According to a release from the Lufkin Police Department, an officer was working traffic on Loop 287 around 11 a.m. Sunday, February 2nd, when he came across a white Chevy Tahoe reported stolen out of South Carolina. He initiated a traffic stop on the SUV near the DPS office on Loop 287, but the driver refused to stop.

The vehicle continued on at a high rate of speed on Loop 287, taking a right turn on Raguet Street headed inbound toward Downtown Lufkin. From Raguet, the vehicle turned right onto Angelina Street and continued onto Feagin Drive toward Loop 287.

At the intersection, the vehicle turned left onto Loop 287 and headed northbound. An officer attempted to spike the vehicle’s tires as it neared Ellen Trout Zoo, but he was unsuccessful. The vehicle took the Kurth Drive exit and the driver stuck his hand out of the window, motioning that he was going to stop.

Officers then performed a high-risk traffic stop on the vehicle and identified the driver as 24-year-old Donny Grammar of New Ellenton, South Carolina. His passenger was Rebekah Clark, 26, of Aiken, South Carolina. Grammar admitted that he stole the vehicle from a friend.

A search of the vehicle uncovered six guns – two of which had been reported stolen, counterfeit money and a black pouch containing a scale, baggies, needles and nine grams of methamphetamine. One of the needles contained a clear liquid. A pink pouch was also found in the back seat that contained more needles. Clark was charged with possession of drug paraphernalia for that pouch.

The chase lasted roughly 14 minutes and reached speeds in excess of 100 mph. Angelina County Sheriff’s Office and the Texas Department of Public Safety assisted in the incident.

Grammar was charged with evading arrest with a vehicle, unauthorized use of a motor vehicle, delivery of a controlled substance and forgery of a financial instrument. He remains in the Angelina County Jail while Clark was released on bond.

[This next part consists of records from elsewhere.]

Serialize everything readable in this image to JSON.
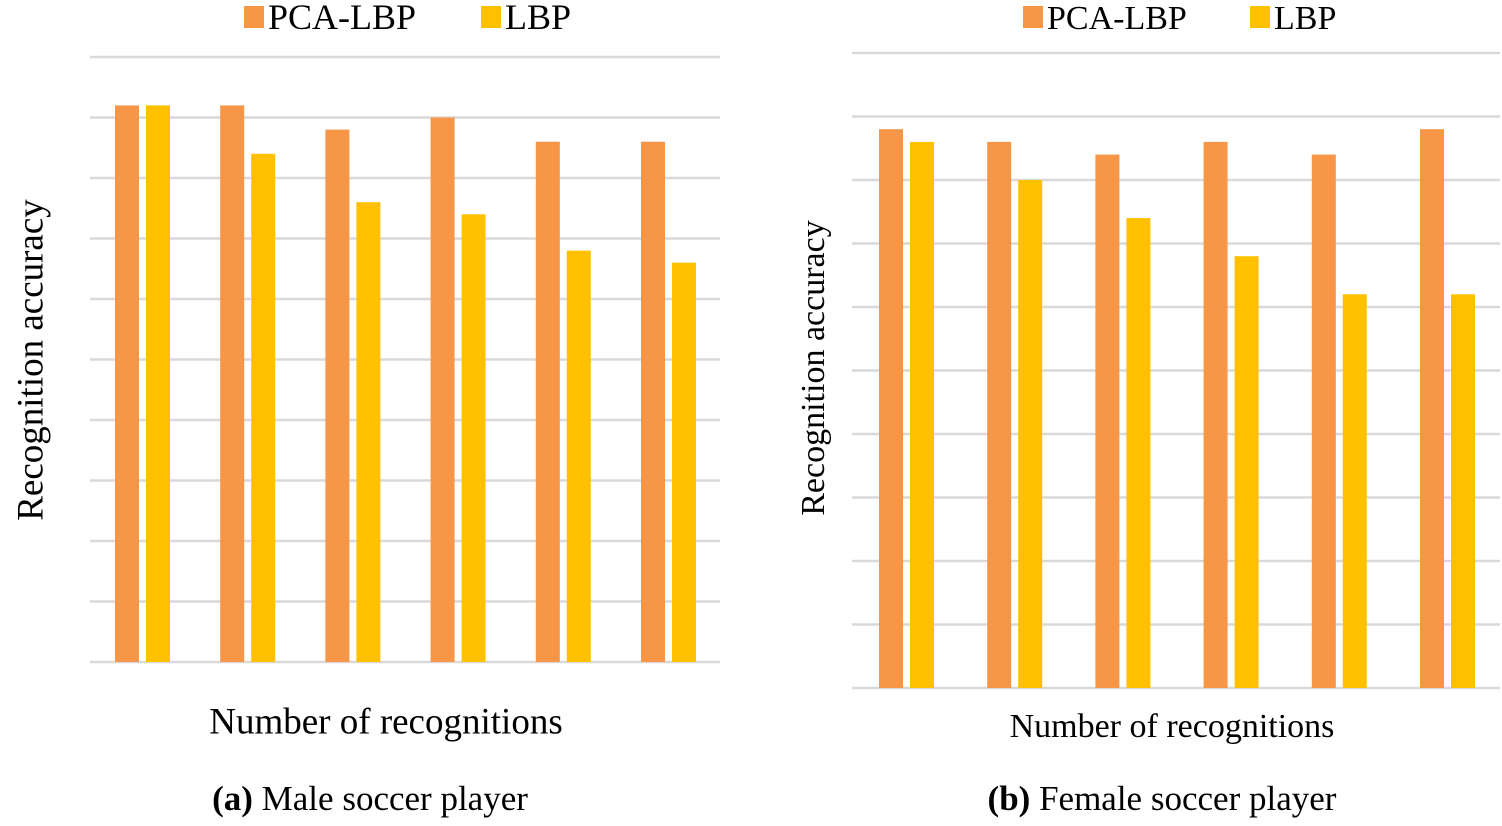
{
  "chart_data": [
    {
      "type": "bar",
      "panel_label": "(a)",
      "caption": "Male soccer player",
      "xlabel": "Number of recognitions",
      "ylabel": "Recognition accuracy",
      "grid": true,
      "legend": "top-center",
      "categories": [
        "",
        "",
        "",
        "",
        "",
        ""
      ],
      "ylim": [
        0,
        9
      ],
      "series": [
        {
          "name": "PCA-LBP",
          "color": "#f79646",
          "values": [
            9.2,
            9.2,
            8.8,
            9.0,
            8.6,
            8.6
          ]
        },
        {
          "name": "LBP",
          "color": "#ffc000",
          "values": [
            9.2,
            8.4,
            7.6,
            7.4,
            6.8,
            6.6
          ]
        }
      ]
    },
    {
      "type": "bar",
      "panel_label": "(b)",
      "caption": "Female soccer player",
      "xlabel": "Number of recognitions",
      "ylabel": "Recognition accuracy",
      "grid": true,
      "legend": "top-center",
      "categories": [
        "",
        "",
        "",
        "",
        "",
        ""
      ],
      "ylim": [
        0,
        9
      ],
      "series": [
        {
          "name": "PCA-LBP",
          "color": "#f79646",
          "values": [
            8.8,
            8.6,
            8.4,
            8.6,
            8.4,
            8.8
          ]
        },
        {
          "name": "LBP",
          "color": "#ffc000",
          "values": [
            8.6,
            8.0,
            7.4,
            6.8,
            6.2,
            6.2
          ]
        }
      ]
    }
  ]
}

Lufkin Police would like to remind everyone that the Texas Transportation Code states you must “YIELD” i.e. “PULLOVER” for emergency vehicles. Here are a few safety tips that apply when an emergency vehicle is approaching from behind:

  • Slow down and check the flow of traffic around you.
  • If you’re the lead vehicle, put your hazard lights on so cars behind you know there’s an emergency ahead.
  • Utilize your turn signal and pull over as far to the right as you can, so the emergency vehicle can pass you. It is important to drive as safely as possible so you don’t cause an accident or disrupt traffic further.
  • Pull back onto the road only after the emergency vehicle is a safe distance ahead of you.
  • Stay at least 500 feet behind any emergency vehicle with its lights on.

Remember that the law applies to all emergency vehicles – police, fire and EMS.